Please allow me to state for the cheap seats: autism is not psychopathy. Hell, autism is not even a mental illness; the diagnostic criteria themselves do not even touch on an inability to separate reality from fantasy or any kind of violent streak, and unless there’s something else going on, the general autistic mind is a sound one.
As usual, I’ll drive the point further home.
Psychopaths display several very non-autistic traits, such as those listed in a Discover Magazine article (which I found to be a fascinating read):
- glibness/superficial charm
- grandiose sense of self-worth
- pathological lying
- lack of remorse/guilt, shallow affect
- promiscuous sexual behavior
None of these fit the autism spectrum picture, as per the diagnostic criteria and my experience with several hundred blogs written by people on the spectrum, not to mention my interactions with a couple thousand autistic people.
Concerning the first point, glibness and superficial charm–if anything, the opposite is true for Asperger’s/autism. I can’t count how many times I’ve written or read personal accounts of the social awkwardness that lends itself to the diagnostic criteria known as the “Triad of Impairments” as they relate to social settings. If anything, I’ve found that the “plain Jane” autistic person wishes they had more charm and charisma.
What about a grandiose sense of self-worth?
A quick Googler of “self-esteem autistic” suggests that my experience of a lack of self-esteem is widely shared. (This blog post is a prime example, and it showed up on my first page of search results, and Wrong Planet discussions reveal that the sentiment expressed in the blog post is echoed by many.)
And the points about pathological lying and manipulation?
It’s not that an autistic person is incapable of these behaviors, but they’re far less common.

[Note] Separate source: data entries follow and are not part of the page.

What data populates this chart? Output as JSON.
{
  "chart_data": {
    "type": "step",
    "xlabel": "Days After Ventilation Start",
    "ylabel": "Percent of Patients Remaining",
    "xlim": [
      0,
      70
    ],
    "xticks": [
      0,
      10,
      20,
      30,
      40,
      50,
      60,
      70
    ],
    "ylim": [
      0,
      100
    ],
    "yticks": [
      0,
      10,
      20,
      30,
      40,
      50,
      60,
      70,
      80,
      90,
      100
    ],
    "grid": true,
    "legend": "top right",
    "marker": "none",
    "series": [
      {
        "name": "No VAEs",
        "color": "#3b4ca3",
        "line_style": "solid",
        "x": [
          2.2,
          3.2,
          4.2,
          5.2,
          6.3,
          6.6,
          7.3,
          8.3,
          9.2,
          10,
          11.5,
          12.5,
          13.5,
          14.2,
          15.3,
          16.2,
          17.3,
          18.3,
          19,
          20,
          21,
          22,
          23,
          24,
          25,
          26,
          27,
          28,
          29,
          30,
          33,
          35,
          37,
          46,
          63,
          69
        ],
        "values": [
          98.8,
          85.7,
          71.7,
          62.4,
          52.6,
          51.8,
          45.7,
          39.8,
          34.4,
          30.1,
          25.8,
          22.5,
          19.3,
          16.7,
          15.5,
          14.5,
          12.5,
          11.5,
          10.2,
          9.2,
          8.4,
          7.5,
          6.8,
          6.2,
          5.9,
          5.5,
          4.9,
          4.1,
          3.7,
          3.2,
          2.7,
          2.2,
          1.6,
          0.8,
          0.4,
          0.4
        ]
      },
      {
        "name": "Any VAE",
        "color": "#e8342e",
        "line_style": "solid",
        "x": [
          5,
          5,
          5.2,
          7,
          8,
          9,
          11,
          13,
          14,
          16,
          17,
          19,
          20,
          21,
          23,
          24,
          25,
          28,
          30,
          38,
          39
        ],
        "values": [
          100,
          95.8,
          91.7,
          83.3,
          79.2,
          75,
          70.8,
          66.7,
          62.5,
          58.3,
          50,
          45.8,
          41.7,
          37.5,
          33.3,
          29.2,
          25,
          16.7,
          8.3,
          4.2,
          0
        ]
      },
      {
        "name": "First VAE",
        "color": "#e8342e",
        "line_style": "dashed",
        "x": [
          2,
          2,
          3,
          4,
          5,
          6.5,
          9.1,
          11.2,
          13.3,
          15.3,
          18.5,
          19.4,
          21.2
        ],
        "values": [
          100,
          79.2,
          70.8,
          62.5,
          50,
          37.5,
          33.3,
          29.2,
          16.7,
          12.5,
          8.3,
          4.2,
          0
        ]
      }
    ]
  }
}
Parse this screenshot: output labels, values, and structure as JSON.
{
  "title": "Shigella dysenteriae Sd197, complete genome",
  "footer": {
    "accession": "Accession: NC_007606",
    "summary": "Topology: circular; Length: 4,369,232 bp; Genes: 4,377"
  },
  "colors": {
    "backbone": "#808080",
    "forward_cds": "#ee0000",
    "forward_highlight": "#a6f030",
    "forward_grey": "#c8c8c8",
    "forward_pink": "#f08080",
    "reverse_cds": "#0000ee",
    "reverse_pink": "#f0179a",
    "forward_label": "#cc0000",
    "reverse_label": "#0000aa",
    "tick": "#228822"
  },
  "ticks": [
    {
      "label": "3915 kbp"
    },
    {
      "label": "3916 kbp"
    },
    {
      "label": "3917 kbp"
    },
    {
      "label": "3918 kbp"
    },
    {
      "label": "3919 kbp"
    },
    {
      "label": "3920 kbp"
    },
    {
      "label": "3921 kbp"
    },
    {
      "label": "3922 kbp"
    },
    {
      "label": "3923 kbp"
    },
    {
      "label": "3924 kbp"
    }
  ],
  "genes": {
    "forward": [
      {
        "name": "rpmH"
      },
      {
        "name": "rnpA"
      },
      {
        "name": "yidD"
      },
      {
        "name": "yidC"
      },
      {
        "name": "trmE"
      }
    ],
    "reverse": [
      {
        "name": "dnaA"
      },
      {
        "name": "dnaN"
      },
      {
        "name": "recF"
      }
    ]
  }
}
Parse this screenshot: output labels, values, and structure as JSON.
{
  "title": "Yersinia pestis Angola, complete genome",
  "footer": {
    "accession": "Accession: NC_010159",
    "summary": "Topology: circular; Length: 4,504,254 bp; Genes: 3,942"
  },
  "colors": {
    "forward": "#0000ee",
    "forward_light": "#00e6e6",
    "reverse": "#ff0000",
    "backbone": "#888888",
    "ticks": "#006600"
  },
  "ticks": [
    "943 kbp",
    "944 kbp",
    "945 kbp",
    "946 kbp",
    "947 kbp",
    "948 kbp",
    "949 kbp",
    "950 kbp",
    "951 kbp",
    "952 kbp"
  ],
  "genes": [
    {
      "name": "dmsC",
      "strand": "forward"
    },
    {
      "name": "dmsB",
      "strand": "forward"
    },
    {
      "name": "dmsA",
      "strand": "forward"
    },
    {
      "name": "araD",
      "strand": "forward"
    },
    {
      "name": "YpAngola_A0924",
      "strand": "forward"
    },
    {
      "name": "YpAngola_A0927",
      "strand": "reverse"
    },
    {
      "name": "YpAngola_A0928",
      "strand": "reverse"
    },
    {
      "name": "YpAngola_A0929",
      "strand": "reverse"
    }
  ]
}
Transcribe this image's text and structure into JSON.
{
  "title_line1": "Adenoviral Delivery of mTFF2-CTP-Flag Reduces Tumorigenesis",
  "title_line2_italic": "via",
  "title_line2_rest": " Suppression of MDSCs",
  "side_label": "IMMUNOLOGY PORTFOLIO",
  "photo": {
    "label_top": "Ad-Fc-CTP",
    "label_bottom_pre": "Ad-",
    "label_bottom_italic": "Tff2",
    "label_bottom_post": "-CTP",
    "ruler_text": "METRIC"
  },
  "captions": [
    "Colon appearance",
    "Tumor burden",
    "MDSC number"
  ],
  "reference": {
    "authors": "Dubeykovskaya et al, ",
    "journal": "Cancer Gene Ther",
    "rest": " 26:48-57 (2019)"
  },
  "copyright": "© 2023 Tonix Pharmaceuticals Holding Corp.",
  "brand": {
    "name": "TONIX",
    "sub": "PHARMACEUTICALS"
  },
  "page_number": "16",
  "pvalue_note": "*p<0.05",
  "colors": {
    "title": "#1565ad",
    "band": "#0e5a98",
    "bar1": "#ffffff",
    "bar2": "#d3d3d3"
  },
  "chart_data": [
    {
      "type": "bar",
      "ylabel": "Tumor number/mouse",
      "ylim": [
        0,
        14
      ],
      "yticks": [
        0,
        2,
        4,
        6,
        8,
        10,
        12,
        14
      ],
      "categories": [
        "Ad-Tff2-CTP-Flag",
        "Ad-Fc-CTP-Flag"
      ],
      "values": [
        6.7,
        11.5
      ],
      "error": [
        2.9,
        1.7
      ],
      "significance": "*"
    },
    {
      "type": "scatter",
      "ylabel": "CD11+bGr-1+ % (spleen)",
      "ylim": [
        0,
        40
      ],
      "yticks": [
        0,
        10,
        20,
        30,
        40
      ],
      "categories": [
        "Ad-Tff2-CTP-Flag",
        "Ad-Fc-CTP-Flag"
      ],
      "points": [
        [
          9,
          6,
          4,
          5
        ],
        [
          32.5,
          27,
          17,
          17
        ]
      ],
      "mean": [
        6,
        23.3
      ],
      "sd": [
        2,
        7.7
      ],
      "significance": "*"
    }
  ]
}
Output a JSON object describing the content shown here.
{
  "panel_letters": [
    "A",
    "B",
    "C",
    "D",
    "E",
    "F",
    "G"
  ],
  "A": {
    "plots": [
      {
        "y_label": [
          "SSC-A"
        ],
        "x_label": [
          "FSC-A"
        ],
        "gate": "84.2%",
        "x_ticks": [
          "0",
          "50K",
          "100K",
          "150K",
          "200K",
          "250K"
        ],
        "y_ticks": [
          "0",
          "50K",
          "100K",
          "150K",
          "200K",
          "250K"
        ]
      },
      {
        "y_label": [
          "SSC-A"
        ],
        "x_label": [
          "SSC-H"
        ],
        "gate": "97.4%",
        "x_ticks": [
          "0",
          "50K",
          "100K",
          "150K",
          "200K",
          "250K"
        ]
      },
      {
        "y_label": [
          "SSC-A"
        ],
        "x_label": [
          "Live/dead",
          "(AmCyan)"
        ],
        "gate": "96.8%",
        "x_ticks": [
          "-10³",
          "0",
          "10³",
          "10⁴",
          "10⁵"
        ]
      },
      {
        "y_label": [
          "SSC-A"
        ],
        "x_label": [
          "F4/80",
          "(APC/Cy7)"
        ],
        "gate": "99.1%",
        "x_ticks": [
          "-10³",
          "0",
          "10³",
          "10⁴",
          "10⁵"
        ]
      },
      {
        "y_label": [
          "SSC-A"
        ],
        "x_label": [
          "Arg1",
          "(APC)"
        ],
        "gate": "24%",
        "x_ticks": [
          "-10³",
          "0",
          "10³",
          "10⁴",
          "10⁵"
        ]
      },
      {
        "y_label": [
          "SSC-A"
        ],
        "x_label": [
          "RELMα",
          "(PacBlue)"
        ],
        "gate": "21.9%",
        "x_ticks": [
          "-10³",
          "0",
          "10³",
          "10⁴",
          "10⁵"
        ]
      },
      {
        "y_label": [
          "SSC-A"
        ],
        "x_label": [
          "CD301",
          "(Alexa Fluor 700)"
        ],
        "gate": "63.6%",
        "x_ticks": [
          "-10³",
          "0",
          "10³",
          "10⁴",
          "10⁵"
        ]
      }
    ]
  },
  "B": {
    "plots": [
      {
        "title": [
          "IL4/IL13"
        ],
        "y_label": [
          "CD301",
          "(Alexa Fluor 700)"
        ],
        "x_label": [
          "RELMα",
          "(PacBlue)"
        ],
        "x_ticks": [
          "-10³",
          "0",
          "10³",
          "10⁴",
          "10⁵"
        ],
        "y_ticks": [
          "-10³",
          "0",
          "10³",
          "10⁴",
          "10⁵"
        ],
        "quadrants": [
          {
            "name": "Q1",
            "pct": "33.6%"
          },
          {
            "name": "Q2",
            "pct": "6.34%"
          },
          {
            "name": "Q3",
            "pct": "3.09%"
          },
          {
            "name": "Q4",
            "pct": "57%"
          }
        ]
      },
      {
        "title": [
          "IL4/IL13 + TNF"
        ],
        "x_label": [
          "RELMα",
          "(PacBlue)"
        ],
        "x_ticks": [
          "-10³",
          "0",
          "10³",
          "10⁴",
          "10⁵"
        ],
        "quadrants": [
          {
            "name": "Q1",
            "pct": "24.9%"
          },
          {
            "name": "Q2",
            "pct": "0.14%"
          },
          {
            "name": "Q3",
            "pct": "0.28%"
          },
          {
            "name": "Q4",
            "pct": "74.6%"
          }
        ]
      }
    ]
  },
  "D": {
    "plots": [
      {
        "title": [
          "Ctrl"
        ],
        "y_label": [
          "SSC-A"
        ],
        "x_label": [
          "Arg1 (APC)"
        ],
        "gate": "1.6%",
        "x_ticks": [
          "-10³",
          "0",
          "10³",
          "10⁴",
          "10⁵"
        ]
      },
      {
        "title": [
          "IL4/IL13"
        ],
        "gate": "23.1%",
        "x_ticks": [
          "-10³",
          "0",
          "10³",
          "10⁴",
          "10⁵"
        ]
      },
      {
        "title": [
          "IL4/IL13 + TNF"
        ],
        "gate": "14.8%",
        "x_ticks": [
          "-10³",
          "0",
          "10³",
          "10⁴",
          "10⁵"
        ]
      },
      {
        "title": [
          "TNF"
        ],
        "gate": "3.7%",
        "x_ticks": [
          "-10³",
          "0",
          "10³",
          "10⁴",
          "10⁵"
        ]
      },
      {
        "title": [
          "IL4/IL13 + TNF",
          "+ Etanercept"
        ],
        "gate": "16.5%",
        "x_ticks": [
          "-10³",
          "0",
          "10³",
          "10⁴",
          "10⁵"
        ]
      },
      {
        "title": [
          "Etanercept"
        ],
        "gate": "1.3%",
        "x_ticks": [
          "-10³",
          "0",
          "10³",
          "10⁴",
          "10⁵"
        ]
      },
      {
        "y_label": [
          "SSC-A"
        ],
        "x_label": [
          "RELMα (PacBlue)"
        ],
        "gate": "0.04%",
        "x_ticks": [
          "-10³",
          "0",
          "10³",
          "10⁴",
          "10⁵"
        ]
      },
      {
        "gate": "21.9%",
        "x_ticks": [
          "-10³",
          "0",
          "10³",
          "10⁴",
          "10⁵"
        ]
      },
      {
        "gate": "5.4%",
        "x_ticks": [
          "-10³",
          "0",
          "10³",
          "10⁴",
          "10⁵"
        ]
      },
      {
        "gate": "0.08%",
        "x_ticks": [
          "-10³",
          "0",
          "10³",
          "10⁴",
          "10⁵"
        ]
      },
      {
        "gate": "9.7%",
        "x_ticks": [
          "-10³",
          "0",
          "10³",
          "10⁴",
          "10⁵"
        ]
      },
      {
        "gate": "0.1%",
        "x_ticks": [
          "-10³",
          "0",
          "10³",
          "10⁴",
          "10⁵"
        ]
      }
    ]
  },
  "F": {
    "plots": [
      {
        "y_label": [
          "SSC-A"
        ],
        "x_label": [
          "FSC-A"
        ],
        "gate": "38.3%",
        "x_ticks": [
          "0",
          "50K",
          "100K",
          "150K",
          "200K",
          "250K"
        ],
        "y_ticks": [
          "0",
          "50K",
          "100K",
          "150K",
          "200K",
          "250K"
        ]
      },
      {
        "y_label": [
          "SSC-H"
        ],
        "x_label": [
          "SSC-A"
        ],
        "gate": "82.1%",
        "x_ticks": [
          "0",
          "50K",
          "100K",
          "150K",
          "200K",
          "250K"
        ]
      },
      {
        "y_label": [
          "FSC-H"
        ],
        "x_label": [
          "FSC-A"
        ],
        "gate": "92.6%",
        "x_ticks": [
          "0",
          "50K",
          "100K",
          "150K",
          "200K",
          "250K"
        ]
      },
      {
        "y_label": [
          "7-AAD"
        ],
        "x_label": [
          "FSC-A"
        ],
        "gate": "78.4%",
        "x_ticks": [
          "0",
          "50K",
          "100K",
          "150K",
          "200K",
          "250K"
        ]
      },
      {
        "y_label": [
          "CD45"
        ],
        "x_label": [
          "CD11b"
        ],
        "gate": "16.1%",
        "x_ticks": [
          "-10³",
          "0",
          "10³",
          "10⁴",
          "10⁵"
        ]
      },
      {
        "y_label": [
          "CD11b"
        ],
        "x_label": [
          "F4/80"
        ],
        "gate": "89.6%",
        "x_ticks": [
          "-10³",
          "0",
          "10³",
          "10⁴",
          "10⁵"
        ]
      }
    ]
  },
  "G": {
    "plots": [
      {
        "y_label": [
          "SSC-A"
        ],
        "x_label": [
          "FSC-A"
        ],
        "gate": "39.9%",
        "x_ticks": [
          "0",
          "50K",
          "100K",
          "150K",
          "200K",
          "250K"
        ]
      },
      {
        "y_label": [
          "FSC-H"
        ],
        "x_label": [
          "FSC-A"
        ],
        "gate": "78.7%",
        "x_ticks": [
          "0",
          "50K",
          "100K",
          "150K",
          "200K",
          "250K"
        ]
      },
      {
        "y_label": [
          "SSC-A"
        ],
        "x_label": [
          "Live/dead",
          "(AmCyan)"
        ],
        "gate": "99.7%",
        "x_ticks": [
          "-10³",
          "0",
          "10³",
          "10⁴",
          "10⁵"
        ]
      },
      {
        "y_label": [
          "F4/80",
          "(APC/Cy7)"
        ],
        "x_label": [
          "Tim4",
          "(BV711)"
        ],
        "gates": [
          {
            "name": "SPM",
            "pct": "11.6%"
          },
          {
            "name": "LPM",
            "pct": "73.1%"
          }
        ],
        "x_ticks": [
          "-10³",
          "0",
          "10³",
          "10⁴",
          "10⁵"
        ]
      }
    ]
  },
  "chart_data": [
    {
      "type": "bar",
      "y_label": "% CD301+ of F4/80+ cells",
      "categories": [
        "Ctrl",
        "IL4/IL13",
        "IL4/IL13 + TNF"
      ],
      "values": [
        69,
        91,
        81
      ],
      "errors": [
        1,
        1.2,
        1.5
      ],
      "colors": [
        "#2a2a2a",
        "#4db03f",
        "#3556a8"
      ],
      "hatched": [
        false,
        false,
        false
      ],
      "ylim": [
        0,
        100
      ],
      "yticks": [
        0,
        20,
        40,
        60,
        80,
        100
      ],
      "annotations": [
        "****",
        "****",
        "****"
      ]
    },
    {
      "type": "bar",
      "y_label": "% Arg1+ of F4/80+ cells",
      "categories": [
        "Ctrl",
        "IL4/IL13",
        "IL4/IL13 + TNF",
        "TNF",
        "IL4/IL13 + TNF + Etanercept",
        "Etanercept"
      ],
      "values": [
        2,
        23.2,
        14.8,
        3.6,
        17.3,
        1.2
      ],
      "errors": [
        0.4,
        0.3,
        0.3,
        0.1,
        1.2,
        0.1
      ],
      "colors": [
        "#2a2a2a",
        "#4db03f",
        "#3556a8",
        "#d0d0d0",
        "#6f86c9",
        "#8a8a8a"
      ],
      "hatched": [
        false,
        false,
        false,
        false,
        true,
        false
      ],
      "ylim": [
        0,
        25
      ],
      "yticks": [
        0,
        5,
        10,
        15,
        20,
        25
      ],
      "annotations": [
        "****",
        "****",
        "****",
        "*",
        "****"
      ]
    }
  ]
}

How can a population so often accused of being “too straightforward”, “blunt”, and honest “to a fault” (to the point where accusations of hurting feelings and aloofness fly frequently) also be known for a sly, smooth, sneaky, lying nature? The truth is: it isn’t.
Moving down the list… A quick search for “autism intense feelings” yields the obvious fact that the emotions of Asperger’s/autistic people run deeper than anyone might realize, even oneself. (Another Wrong Planet discussion turned up at the top of my search, with some excellent insight.)
Moving further down the list only reveals similar differences.
I’m hard-pressed to find any reason for the incessant link between the Asperger’s/autism spectrum and psychopathy, other than a combination of careless third-party observation and a sensationalist desire for higher media ratings.
But while journalists and researchers might be trying to score 15 minutes of fame by making outlandish statements and drawing imaginary connections, the truth is that long after the spotlight has moved onto the next attention-grabbing headline, real and lasting damage has already been done, and it isn’t they who have to live with the effects. It’s real people, without violent tendencies, who pose no threat to anyone. People with sound minds, with enough challenge in life. And likely their families, too.
It’s not cool, and it’s not funny.
My suggestion to these researchers and journalists is that they actually reach out and start talking with autistic people en masse. Hell, a quick Google search for blogs, online discussions, and official criteria can be had with a couple of keystrokes. They need to make names for themselves in more constructive ways.
The first plans for bridges between the neurotypes have been drawn, and construction has begun. I’m hopeful that enlightenment will eventually be widespread–the norm, rather than the exception.